For years I have met with people who suffer from various degrees of depression. One question I sometimes ask is, ‘How much have you been watching TV news lately?’ The answer is almost always quite a lot. When the news gets turned off and replaced with carefully selected written sources, severe depression is sometimes curbed, and mild depression often disappears. Cynicism and negativity (garbage) in, depression and emotional malaise (garbage) out. It’s that simple.

I recognize that a lot of the news IS bad. Facts are facts—good or bad—and while knowing them is no guarantee of coming up with the right answers, it’s the only hope for finding solutions to the problems we face. At the same time, however, the presence of negative facts is no reason to ignore the positive ones, which is what the news networks do. And, in spite of what they put on the screen, the existence of bad news is no reason to assume that all news is bad, all the time, and will forever remain bad—and boy [insert scary computer graphic here], you had better stay tuned so you can sit through the next deodorant commercial!

Domestic violence.

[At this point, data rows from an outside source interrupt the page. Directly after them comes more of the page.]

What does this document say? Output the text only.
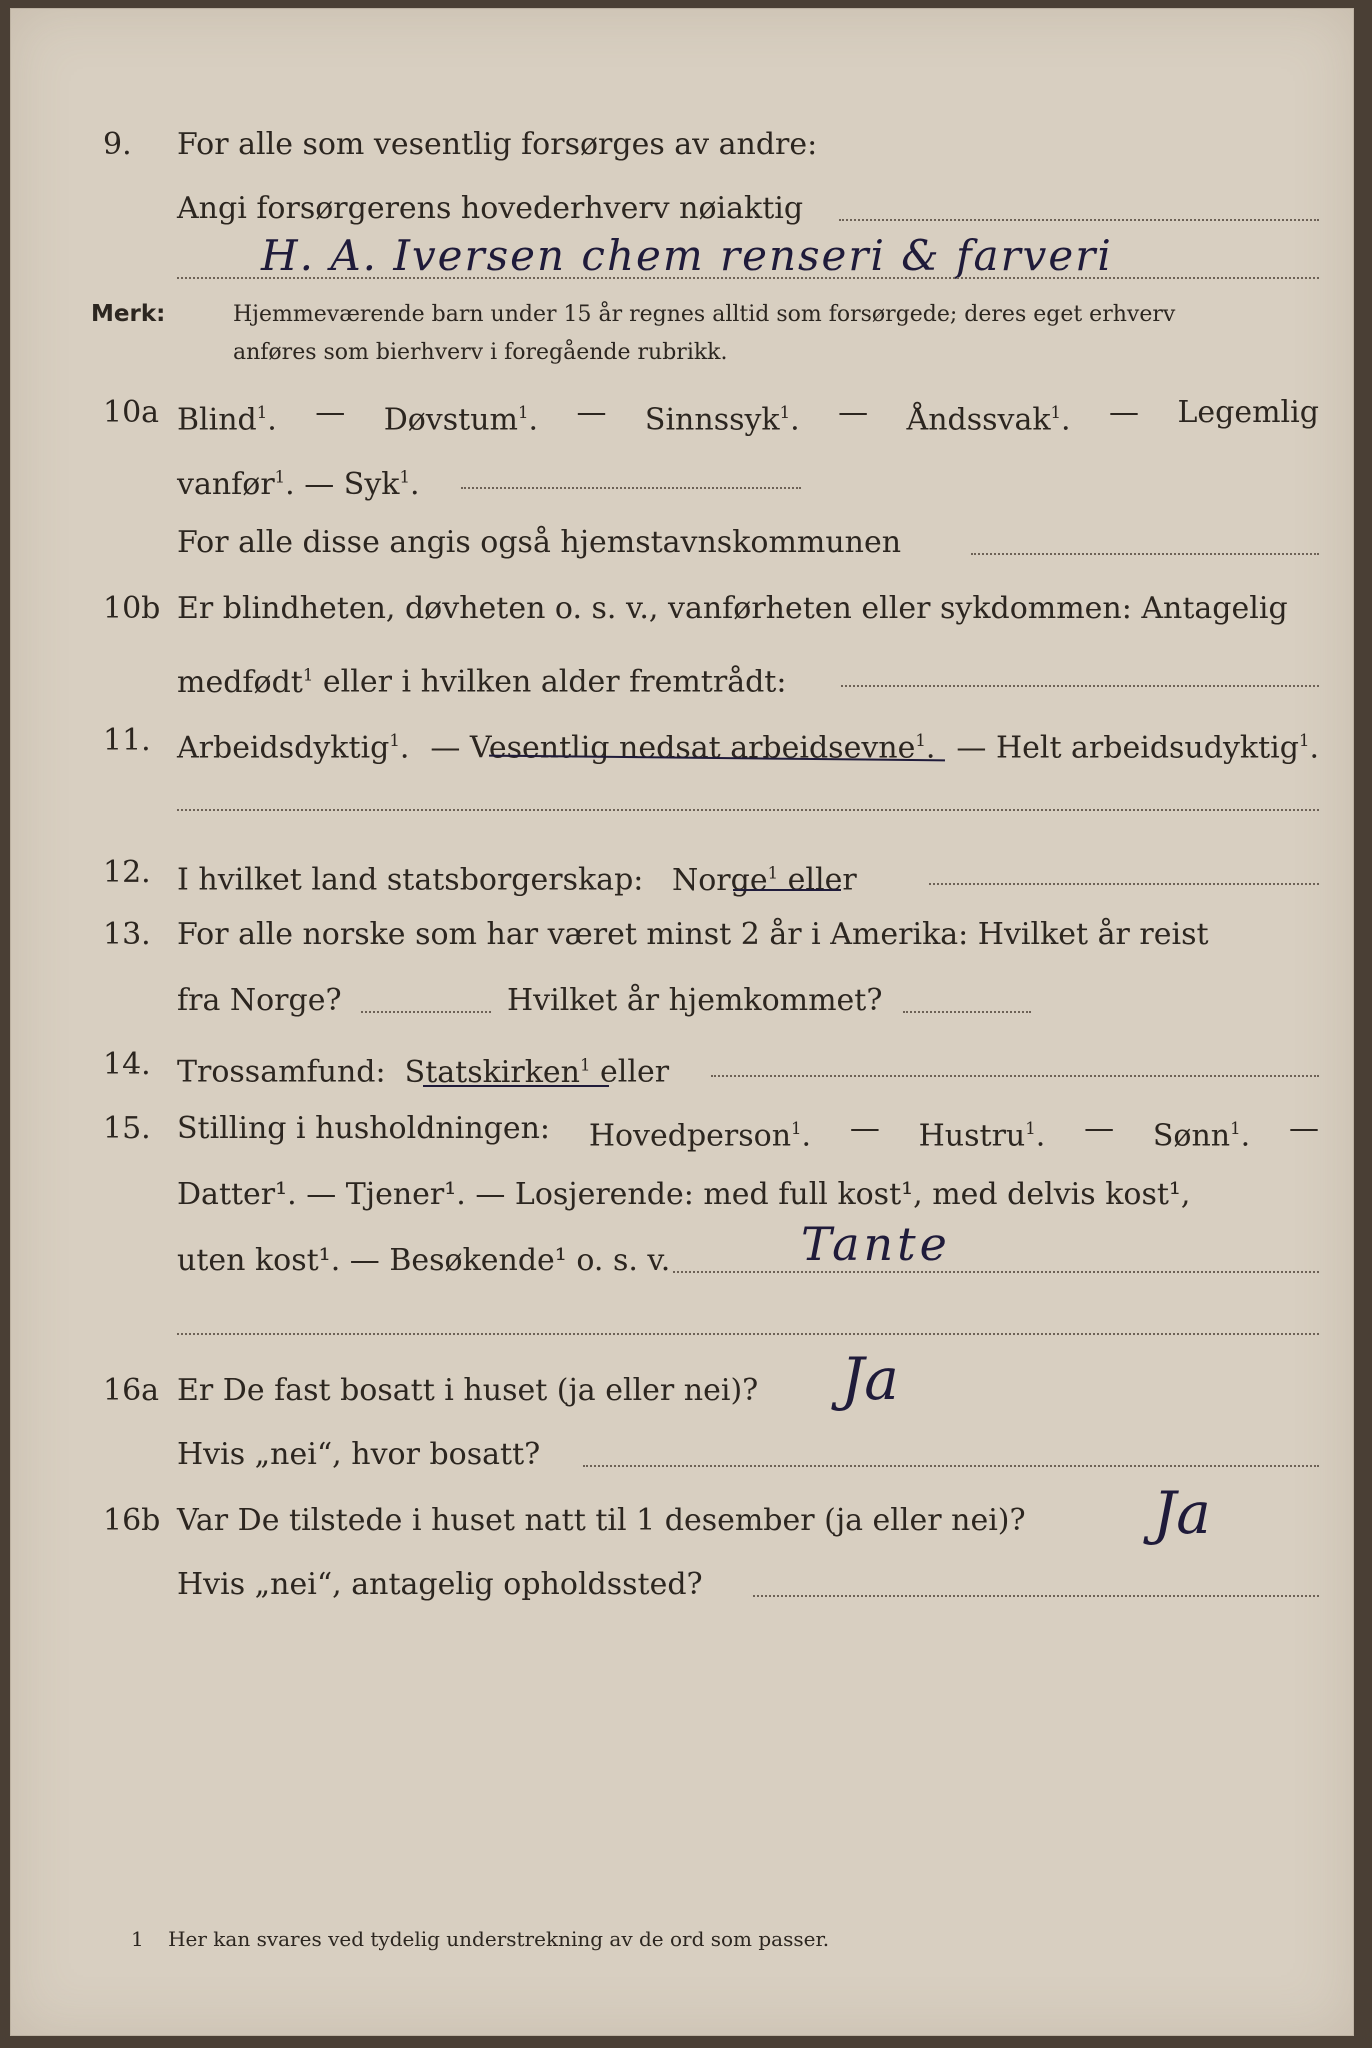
9.	For alle som vesentlig forsørges av andre:
Angi forsørgerens hovederhverv nøiaktig
H. A. Iversen chem renseri & farveri
Merk:	Hjemmeværende barn under 15 år regnes alltid som forsørgede; deres eget erhverv
anføres som bierhverv i foregående rubrikk.
10a Blind$^1$. — Døvstum$^1$. — Sinnssyk$^1$. — Åndssvak$^1$. — Legemlig
vanfør$^1$. — Syk$^1$.
For alle disse angis også hjemstavnskommunen
10b Er blindheten, døvheten o. s. v., vanførheten eller sykdommen: Antagelig
medfødt$^1$ eller i hvilken alder fremtrådt:
11. Arbeidsdyktig$^1$. — Vesentlig nedsat arbeidsevne$^1$. — Helt arbeidsudyktig$^1$.
12. I hvilket land statsborgerskap: Norge$^1$ eller
13. For alle norske som har været minst 2 år i Amerika: Hvilket år reist
fra Norge?	Hvilket år hjemkommet?
14. Trossamfund: Statskirken$^1$ eller
15. Stilling i husholdningen: Hovedperson$^1$. — Hustru$^1$. — Sønn$^1$. —
Datter¹. — Tjener¹. — Losjerende: med full kost¹, med delvis kost¹,
uten kost¹. — Besøkende¹ o. s. v.	Tante
16a Er De fast bosatt i huset (ja eller nei)? Ja
Hvis „nei“, hvor bosatt?
16b Var De tilstede i huset natt til 1 desember (ja eller nei)? Ja
Hvis „nei“, antagelig opholdssted?
1 Her kan svares ved tydelig understrekning av de ord som passer.
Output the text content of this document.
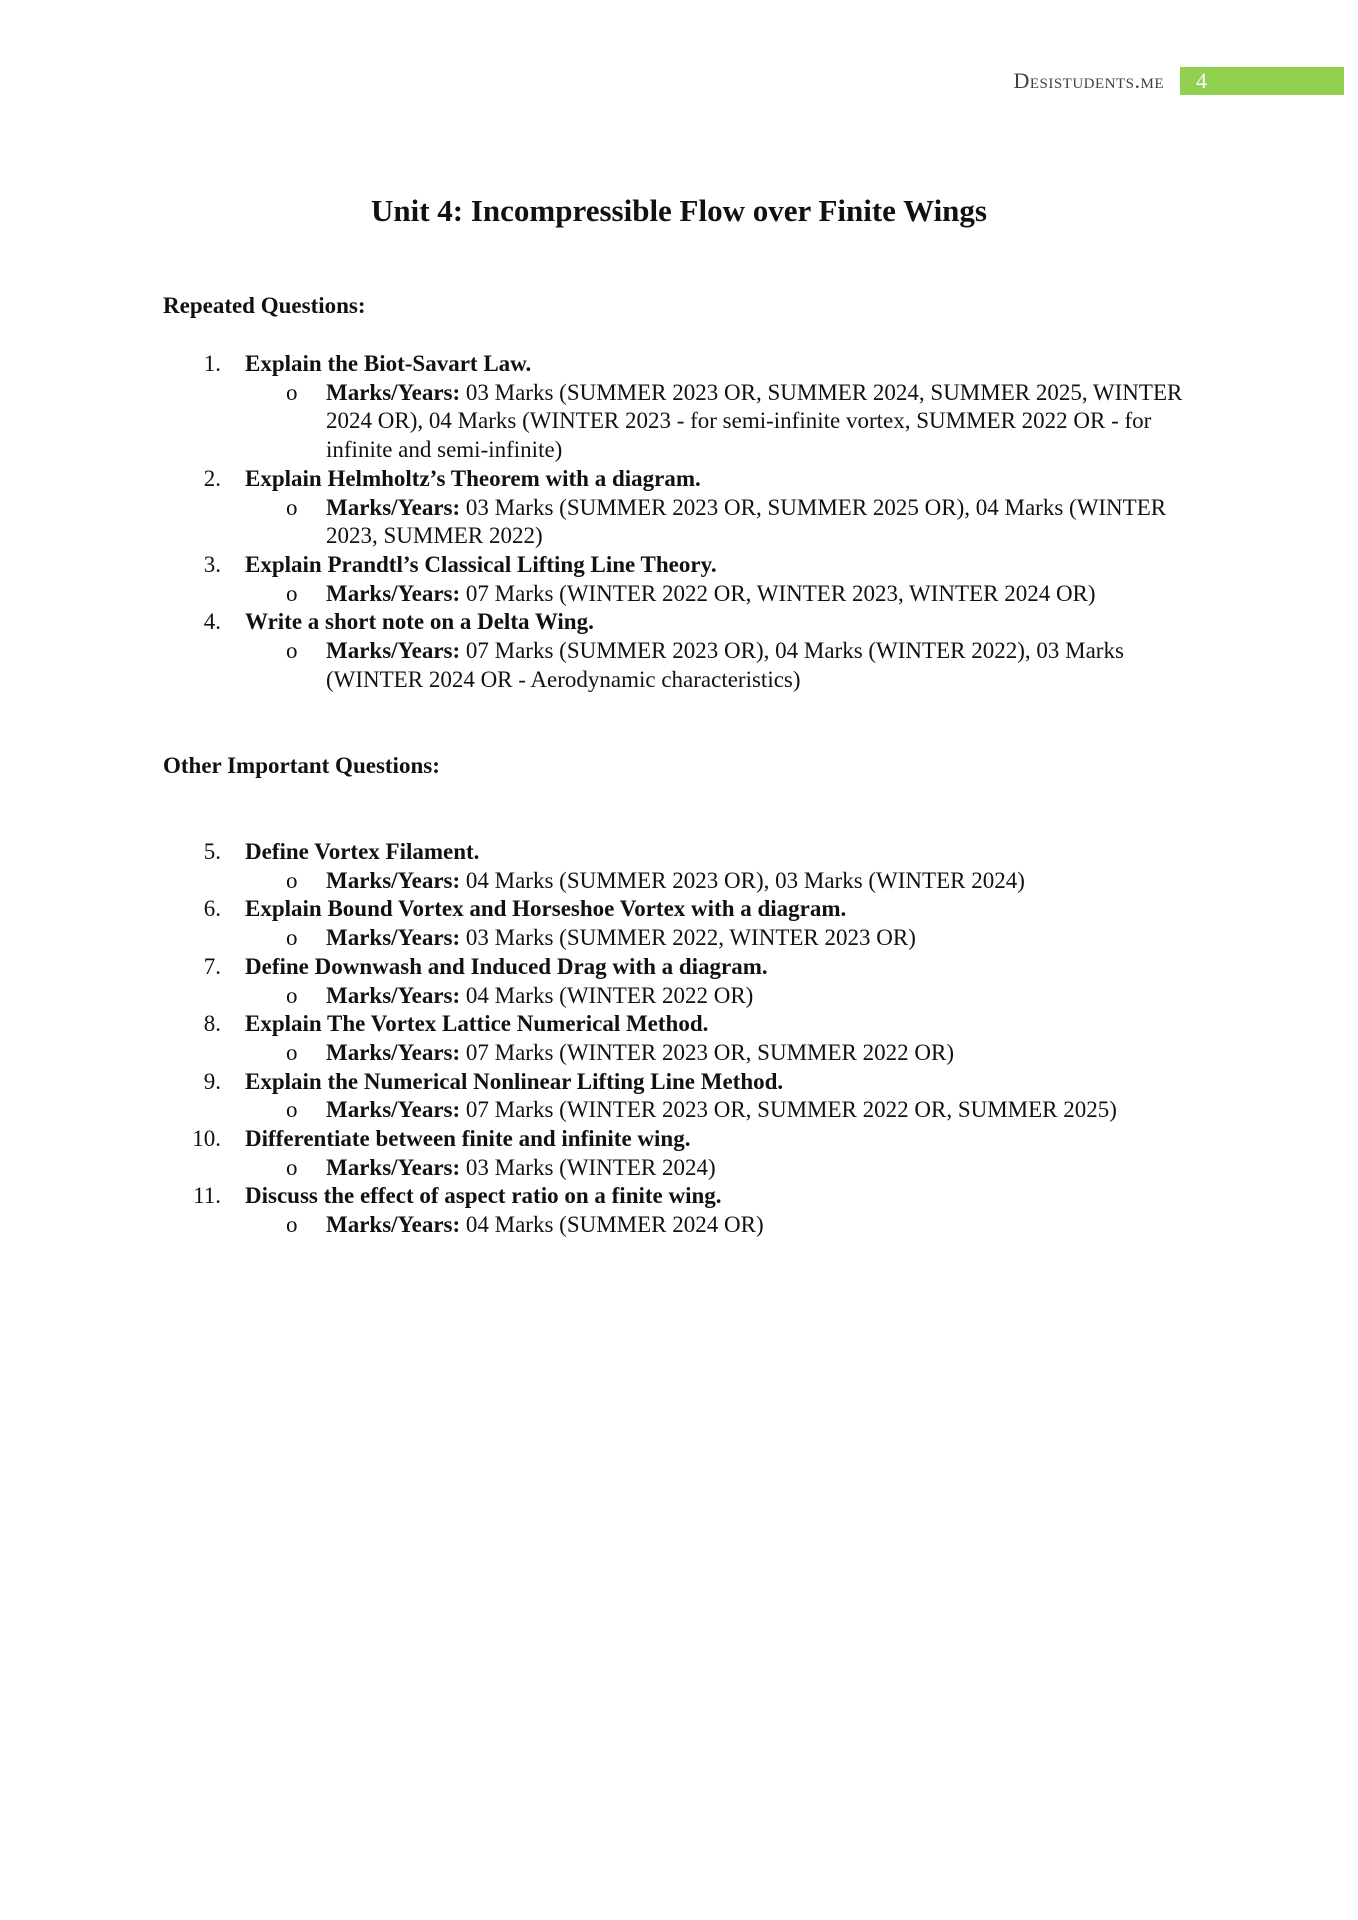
Desistudents.me	4
Unit 4: Incompressible Flow over Finite Wings
Repeated Questions:
1. Explain the Biot-Savart Law.
o Marks/Years: 03 Marks (SUMMER 2023 OR, SUMMER 2024, SUMMER 2025, WINTER 2024 OR), 04 Marks (WINTER 2023 - for semi-infinite vortex, SUMMER 2022 OR - for infinite and semi-infinite)
2. Explain Helmholtz’s Theorem with a diagram.
o Marks/Years: 03 Marks (SUMMER 2023 OR, SUMMER 2025 OR), 04 Marks (WINTER 2023, SUMMER 2022)
3. Explain Prandtl’s Classical Lifting Line Theory.
o Marks/Years: 07 Marks (WINTER 2022 OR, WINTER 2023, WINTER 2024 OR)
4. Write a short note on a Delta Wing.
o Marks/Years: 07 Marks (SUMMER 2023 OR), 04 Marks (WINTER 2022), 03 Marks (WINTER 2024 OR - Aerodynamic characteristics)
Other Important Questions:
5. Define Vortex Filament.
o Marks/Years: 04 Marks (SUMMER 2023 OR), 03 Marks (WINTER 2024)
6. Explain Bound Vortex and Horseshoe Vortex with a diagram.
o Marks/Years: 03 Marks (SUMMER 2022, WINTER 2023 OR)
7. Define Downwash and Induced Drag with a diagram.
o Marks/Years: 04 Marks (WINTER 2022 OR)
8. Explain The Vortex Lattice Numerical Method.
o Marks/Years: 07 Marks (WINTER 2023 OR, SUMMER 2022 OR)
9. Explain the Numerical Nonlinear Lifting Line Method.
o Marks/Years: 07 Marks (WINTER 2023 OR, SUMMER 2022 OR, SUMMER 2025)
10. Differentiate between finite and infinite wing.
o Marks/Years: 03 Marks (WINTER 2024)
11. Discuss the effect of aspect ratio on a finite wing.
o Marks/Years: 04 Marks (SUMMER 2024 OR)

Miscreants who should never have become parents hurting their children. Insipid celebrity drug and alcohol problems. Romances gone bad that turn into kidnap or murder. Do we really need to know about ALL of this garbage—day in and day out?

My advice? SHUT IT OFF! Drastically reduce your time staring at the cleverly scripted news programs. Know what you need to know, and put it into rational perspective. No news network is ever going to do that for you.